Das impakt Kollektiv für Improvisation und aktuelle Musik Köln
Wenn Philip Zoubek betont, in den letzten „fuchzehn“ Jahren hätten sich vermehrt Kollektive formiert, ist der österreichische Einschlag deutlich erkennbar – nicht ganz unauffällig in Köln, wo er vor acht Jahren an der Gründung des Kollektivs impakt beteiligt war. Doch ist solches Lokalkolorit nicht längst entwurzelt – erst recht mit ubiquitär gestreamten Konzerten und digitaler Vernetzung? „Wir leben in einem post-improvisatorischen Musik-Szenario, weil ganz viele von den Extremen bereits durchdekliniert wurden.“ antwortet Zoubek. „Es gab einen Pluralismus von eigenständigen Stilen, den man in verschiedenen Städten und Zentren angetroffen hat und wir sind eigentlich schon die nächste Generation, die damit spielerisch umgeht.“ Was also hält in der ungebunden freien Improvisation ein Kollektiv zusammen? Und wie profiliert sich ein Label, das mit „aktueller Musik“ laut eigener Beschreibung die „stilistische und klangliche Vielfalt der heutigen Zeit“ im Namen führt?

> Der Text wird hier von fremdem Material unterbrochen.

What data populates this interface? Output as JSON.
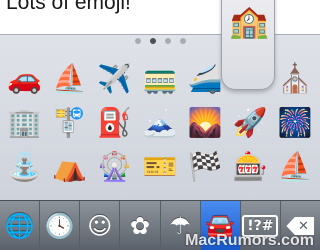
{
  "message": {
    "text": "Lots of emoji!"
  },
  "keyboard": {
    "page_dots": 4,
    "active_page": 1,
    "preview_emoji": "🏫",
    "rows": [
      [
        "🚗",
        "⛵",
        "✈️",
        "🚃",
        "🚄",
        "",
        "⛪"
      ],
      [
        "🏢",
        "🚏",
        "⛽",
        "🗻",
        "🌄",
        "🚀",
        "🎆"
      ],
      [
        "⛲",
        "⛺",
        "🎡",
        "🎫",
        "🏁",
        "🎰",
        "⛵"
      ]
    ]
  },
  "categories": [
    {
      "name": "globe-icon",
      "glyph": "🌐"
    },
    {
      "name": "recent-clock-icon",
      "glyph": "🕓"
    },
    {
      "name": "smiley-icon",
      "glyph": "☺"
    },
    {
      "name": "flower-icon",
      "glyph": "✿"
    },
    {
      "name": "umbrella-icon",
      "glyph": "☂"
    },
    {
      "name": "car-icon",
      "glyph": "🚘",
      "active": true
    },
    {
      "name": "symbols-icon",
      "glyph": "!?#"
    },
    {
      "name": "delete-icon",
      "glyph": "✕"
    }
  ],
  "watermark": "MacRumors.com",
  "colors": {
    "active_category": "#2a6fe0"
  }
}
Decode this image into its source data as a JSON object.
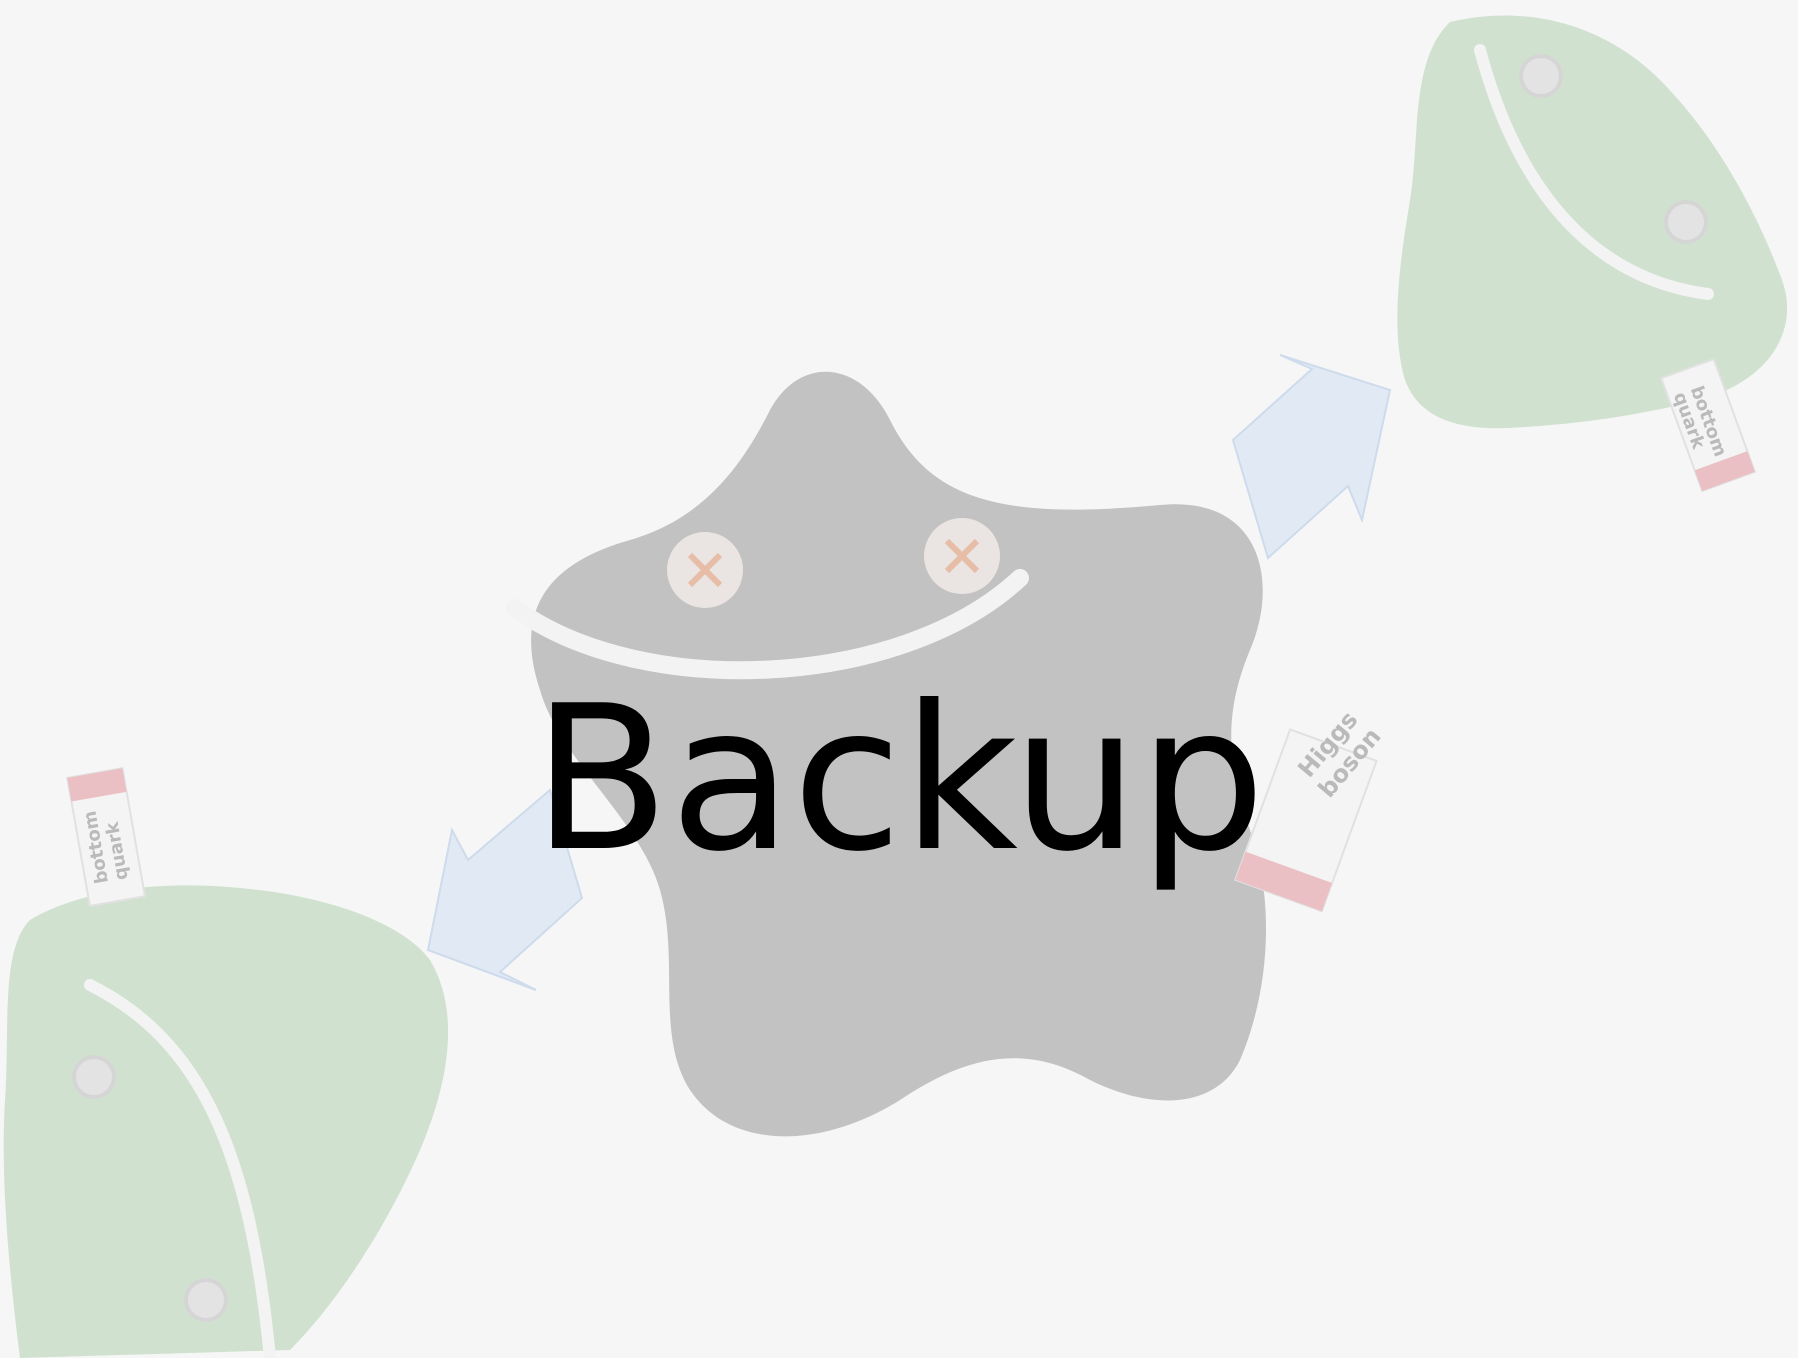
{
  "slide": {
    "title": "Backup"
  },
  "illustration": {
    "higgs_tag_line1": "Higgs",
    "higgs_tag_line2": "boson",
    "right_quark_tag_line1": "bottom",
    "right_quark_tag_line2": "quark",
    "left_quark_tag_line1": "bottom",
    "left_quark_tag_line2": "quark",
    "colors": {
      "background": "#f6f6f6",
      "higgs_plush": "#b9b9b9",
      "quark_plush": "#c9dfc8",
      "arrow": "#dde8f4",
      "title_text": "#000000"
    }
  }
}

[Ich sortiere meine Werkzeuge/Materialien]*
Tatsächlich fischen die dreizehn Musiker*innen des Kollektivs „in sehr unterschiedlichen Gewässern“, meint Stefan Schönegg. Er selbst hat erst klassischen Kontrabass studiert, bevor er über den Jazz zur improvisierten Musik kam. Sein Projekt Enso etwa versammelt mit einer Viola da Gamba (Nathan Bontrager) oder einer Snare-Drum, die mit einer Vielzahl an Schlägeln und erweiterten Spieltechniken zum selbständigen Instrument wird (Etienne Nillesen), eigenwillige Klangkörper und verbindet sie auf Zyklus von 2019 und im erweiterten BIG Enso Album von 2020 zu filigranen, leisen, haptischen Texturen. Leonhard Huhn dagegen präsentiert auf Die Fichten veritable Jazz-Nummern wie „Blues for Dominik“ oder „Feudales Cabriolet“, die mit blue notes und synkopierten Licks freilich so augenzwinkernd wie die Titel klingen. Die schnellen, zellulären Mobiles der Pianistin Marlies Debacker sind an der neuen Musik geschult, Florian Zwißler bringt den Synthesizer ins Kollektiv ein und Salim Javaid erweitert den Klang des Saxofons mit Spieltechniken wie Multiphonics oder kehligem Growling. Sie alle haben ihre eigenen Formationen, in denen immer auch Musiker*innen mitwirken, die sich nicht zu impakt zählen. Die Schlagzeugerin Rie Watanabe etwa kommt aus der Neuen, komponierten Musik und mit der Alten Musik vertraut ist die Flötistin Miako Klein. So verbinden sich viele komplexe Moleküle zu einem polymerischen Gebilde, das schwer zu fassen ist.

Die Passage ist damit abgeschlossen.